As delivered this bass didn't make any unwanted noises but there was excessive relief and the strings were too high for me. I did notice the E string saddle was touching or nearly touching the bridge while the others were raised further, but I noticed too late to make an issue of it. I've wanted one of these for a couple years and really hoped this would come together easier.
I'm not sure. I hope you can get the answer from others soon.:cool:
You dont adjust the neck for straight with no tension. Its supposed to be near straight with strings on and tuned. Sounds like having the neck looked at by someone who does god fret levels might be in order as well.
I began adjusting the neck with the strings off just to see how the neck behaved without tension and to start fresh with different climates and humidity and all that. The neck was then adjusted under tension with new strings and is very straight. The truss rod works fine :)
I think a plek or fret level would be in order if that were my only issue. Just not sure how to proceed if there's a twist. Tomorrow I'll probably remove the neck and try gauging it off the body.
It may be that the neck is straight, but not level in the pocket.

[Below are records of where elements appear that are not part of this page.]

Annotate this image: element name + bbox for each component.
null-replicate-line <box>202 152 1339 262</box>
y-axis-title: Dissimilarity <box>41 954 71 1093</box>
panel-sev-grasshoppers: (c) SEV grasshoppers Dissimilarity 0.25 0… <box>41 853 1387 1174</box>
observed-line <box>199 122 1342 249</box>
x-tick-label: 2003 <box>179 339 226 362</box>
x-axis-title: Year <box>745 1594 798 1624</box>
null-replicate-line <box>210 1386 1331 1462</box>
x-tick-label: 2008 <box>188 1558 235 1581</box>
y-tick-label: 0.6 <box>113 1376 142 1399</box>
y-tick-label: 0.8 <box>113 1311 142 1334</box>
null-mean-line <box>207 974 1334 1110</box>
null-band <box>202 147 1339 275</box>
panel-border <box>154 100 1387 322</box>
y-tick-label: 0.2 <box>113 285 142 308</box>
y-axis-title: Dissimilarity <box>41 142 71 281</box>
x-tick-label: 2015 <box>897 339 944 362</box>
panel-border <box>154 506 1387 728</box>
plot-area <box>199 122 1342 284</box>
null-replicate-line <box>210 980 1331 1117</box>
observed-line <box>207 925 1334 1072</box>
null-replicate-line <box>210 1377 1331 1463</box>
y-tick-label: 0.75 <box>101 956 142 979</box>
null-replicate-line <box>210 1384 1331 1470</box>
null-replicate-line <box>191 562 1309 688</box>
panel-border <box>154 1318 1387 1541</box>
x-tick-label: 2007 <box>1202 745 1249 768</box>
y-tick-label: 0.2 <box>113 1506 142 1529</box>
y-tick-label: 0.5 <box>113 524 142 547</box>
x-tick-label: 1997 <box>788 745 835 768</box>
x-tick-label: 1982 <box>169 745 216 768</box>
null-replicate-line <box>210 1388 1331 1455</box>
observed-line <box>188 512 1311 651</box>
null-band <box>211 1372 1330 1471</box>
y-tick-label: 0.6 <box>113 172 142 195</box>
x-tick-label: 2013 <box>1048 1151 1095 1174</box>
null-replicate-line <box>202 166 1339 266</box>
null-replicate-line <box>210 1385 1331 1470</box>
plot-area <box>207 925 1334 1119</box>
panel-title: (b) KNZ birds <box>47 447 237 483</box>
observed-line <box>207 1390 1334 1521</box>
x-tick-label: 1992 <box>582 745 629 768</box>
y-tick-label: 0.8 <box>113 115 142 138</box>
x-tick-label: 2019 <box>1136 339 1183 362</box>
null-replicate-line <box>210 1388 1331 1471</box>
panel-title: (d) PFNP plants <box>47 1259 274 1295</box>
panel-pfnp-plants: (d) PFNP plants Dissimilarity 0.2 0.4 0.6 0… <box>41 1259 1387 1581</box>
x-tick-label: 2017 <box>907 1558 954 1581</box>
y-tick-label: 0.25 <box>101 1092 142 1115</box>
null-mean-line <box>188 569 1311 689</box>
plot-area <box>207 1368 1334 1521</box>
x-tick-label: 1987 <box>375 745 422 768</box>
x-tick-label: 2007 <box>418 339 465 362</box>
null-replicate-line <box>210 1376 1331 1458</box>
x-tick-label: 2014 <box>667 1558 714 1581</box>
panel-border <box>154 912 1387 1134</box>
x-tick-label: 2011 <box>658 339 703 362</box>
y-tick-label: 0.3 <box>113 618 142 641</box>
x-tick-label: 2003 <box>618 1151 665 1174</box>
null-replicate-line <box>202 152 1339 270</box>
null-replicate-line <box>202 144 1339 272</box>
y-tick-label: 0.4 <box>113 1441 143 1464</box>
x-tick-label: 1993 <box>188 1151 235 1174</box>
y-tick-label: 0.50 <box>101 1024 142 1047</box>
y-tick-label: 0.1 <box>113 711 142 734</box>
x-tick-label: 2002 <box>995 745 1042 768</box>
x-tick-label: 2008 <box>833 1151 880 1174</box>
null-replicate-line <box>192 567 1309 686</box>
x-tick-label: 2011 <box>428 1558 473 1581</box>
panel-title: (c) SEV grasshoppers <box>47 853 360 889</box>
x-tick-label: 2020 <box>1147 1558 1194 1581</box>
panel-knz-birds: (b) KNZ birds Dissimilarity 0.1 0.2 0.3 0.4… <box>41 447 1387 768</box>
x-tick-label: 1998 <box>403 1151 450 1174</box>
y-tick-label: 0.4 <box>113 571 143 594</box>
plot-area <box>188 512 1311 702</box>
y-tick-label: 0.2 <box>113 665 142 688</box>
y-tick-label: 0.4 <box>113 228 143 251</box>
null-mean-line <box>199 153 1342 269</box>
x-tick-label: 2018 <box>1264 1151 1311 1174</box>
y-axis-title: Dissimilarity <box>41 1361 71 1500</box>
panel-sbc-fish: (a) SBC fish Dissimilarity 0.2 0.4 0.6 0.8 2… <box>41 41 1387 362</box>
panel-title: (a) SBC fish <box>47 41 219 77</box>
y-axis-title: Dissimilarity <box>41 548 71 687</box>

Issue #2 sounds more like too little relief. Frets 4-7 are typically where not enough forward bow will give a slight buzz IME. Alternately it could just be one high fret.
see how the neck behaved without tension
Why? It's how it behaves with string tension, that's important.

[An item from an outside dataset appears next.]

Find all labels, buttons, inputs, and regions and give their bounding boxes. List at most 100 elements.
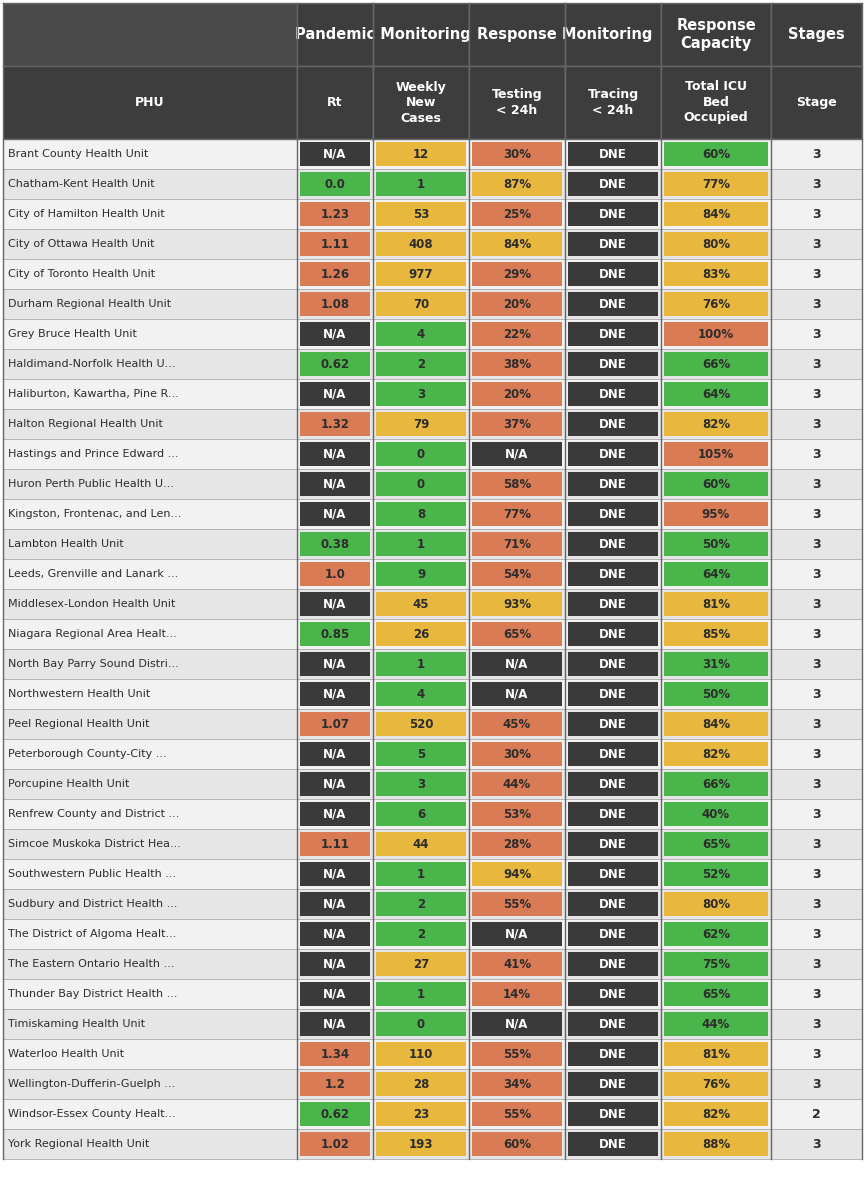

There is already more string relief than I would like. Increasing the relief or raising the strings does band-aid the problem but I believe there are unevenly worn frets in the middle of the neck, though I have not used a fret rocker. I think it was played with a poor setup for a long time or by someone who hammered the frets.
If it's better to judge neck twist with the strings then I will leave it together. I've contacted a local luthier for a professional opinion, and I appreciate the advice being given here.
The initial report came back from the luthier today and they have determined that the frets were worn and many were uneven from high to low, even in areas that weren't indicated as a problem. I asked about my setup and was told there were no issues with how I set the neck relief or string height, and also that they do not think the neck is twisted. This is good news. I can always take some material off the bridge saddle if necessary to tweek the E string further. They suggested that a leveling and crowning would solve my issues. The price was fair so I gave the go ahead and should have it back in less than 2 weeks.
At another time I would buy the tools and learn how to do the job myself but it's also nice to employ a professional and see a good example first.